Sunday, April 24, 2011

Should we avoid exceptions in JS ? (Or the problem with jsPerf micro-benchmarks)

In general my take on benchmarking is: it's too easy to screw up something. The biggest problem is that with normal programming/engineering it's easy to see if you're doing it right. With benchmarking you have some (plausibly looking or otherwise) numbers. I actually think that most of benchmarks we're seeing are flawed in some way. So it's very easy to jump to conclusions, only to be found guilty of screwing up some important aspect. So first of all I'd like to make the following statement:
I understand that benchmarks suck. Please be careful and don't blindly believe any benchmarking numbers. Yes. Even mine.
Now back to main story. Today my pull request for underscore was rejected. I've proposed nice call/cc like helper to do non-local return from JS functions. It should be especially helpful for breaking out of forEach/map loops. More ideally ES5 designers could have added some ability to terminate loops early. Like via returning some special value. But apparently they're too conservative. Maybe I'll post some rants about that some other day.

Anyway, my patch was rejected because underscore author does not want to use exceptions for control flow. His point is that exceptions are very slow.

But is that true? I'm not sure. If we want all performance we can get, then probably we shouldn't use forEach & friends in first place. And then ES3's break statement can actually break out of several loop nestings (via break to label). But note, that standard forbids breaking across function calls, otherwise it would be nice (and potentially faster) alternative to exceptions.

Part of the problem is that, apparentlyV8 forces heap allocation of frames of functions with try/catch block.

The fact is, any code that creates closures has potential to force heap allocation of stack frames (or parts of), which if done often enough will trigger (relatively) expensive GC pauses. That's because if closure is 'leaked' out of it's dynamic scope, it effectively out-lives function that created it. So any variables that are needed by closure cannot live on normal stack.

Lot's of tricks in modern JS interpreters allow them to avoid heap allocation in many important cases. But sometimes you still have to pay that price.

My point is: there is no other way to do non-local return in JS other than by throwing exception. And it doesn't seem to be too slow. I also expect JS-engine vendors to gradually optimize that case.

But even though I understand micro-benchmarking drawbacks. Here's my (potentially flawed) take on for-loop-with-break vs. forEach with throw problem.

First, here's jsPerf page on plain for vs. forEach performance. We see that on FF3.6 forEach is much slower than loop. But on V8 it's about same.

Second, here's jsPerf page on for with break vs. forEach with throw performance. We see that throwing out of loop is not too bad. It actually seems to be faster on Firefox and only 1.5-to-2 times slower on Chrome's V8.
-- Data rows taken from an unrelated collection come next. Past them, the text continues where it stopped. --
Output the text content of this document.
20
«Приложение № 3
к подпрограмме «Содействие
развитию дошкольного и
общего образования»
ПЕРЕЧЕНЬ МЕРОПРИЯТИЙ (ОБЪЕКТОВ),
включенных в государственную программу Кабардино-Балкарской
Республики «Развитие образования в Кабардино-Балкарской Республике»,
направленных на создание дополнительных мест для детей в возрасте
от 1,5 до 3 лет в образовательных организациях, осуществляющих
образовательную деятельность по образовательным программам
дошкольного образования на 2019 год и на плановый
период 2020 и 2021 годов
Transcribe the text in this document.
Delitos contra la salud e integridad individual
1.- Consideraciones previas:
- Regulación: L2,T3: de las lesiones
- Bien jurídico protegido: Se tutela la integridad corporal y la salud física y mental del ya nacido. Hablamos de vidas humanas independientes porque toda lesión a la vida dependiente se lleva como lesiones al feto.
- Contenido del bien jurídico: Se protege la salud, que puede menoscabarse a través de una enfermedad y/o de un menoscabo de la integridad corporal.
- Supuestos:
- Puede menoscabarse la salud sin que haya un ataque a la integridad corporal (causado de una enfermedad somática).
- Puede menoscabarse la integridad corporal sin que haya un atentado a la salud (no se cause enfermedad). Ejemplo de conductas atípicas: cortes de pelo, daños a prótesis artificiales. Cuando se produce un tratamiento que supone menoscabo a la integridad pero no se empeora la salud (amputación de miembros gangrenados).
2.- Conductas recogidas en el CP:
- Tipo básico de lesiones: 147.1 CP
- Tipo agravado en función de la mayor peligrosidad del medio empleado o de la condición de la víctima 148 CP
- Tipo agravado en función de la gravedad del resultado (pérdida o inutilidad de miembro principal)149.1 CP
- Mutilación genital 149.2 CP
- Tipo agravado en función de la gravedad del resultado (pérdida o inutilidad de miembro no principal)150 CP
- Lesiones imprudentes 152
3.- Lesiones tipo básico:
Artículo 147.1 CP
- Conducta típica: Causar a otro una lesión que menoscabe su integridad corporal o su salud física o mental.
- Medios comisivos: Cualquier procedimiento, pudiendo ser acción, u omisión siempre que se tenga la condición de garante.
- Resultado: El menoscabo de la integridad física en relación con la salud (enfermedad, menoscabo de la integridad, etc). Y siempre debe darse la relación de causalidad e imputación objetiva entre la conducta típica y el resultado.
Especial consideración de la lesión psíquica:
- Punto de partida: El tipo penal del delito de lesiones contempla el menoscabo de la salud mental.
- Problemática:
Also note, that somehow manual inlining of add function produces much larger scores, which might indicate  major flow in this microbenchmark. In general of course we'd like to compile/optimize benchmark code once and then run it multiple times. But lack of automatic inlining in this very trivial case hints that we might be causing JIT to optimize it each time it's run. So feel free to play with that benchmarks more and find some flaw!

Note that there's some plausible evidence that throwing non-Errors is much faster. I think that's because when you throw Error instance, it causes runtime to collect backtrace and fill in 'stack' attribute, which seems to be much costlier then just throwing. In fact you can google for Java exception throwing performance and you'll discover that optimal throwing performance is reached by throwing 'prepared' exception instance. Exactly for same reason.

But returning to original question, I still feel that in some cases exceptions are perfectly good way to do some non-local returns. There are so many creative ways to use all language features. And blindly rejecting any of them, just because it seems to be slow is not smart, IMHO. Sure, exceptions have their cost, but sometimes avoiding them is costlier. And all trade-offs should be carefully analyzed and understood.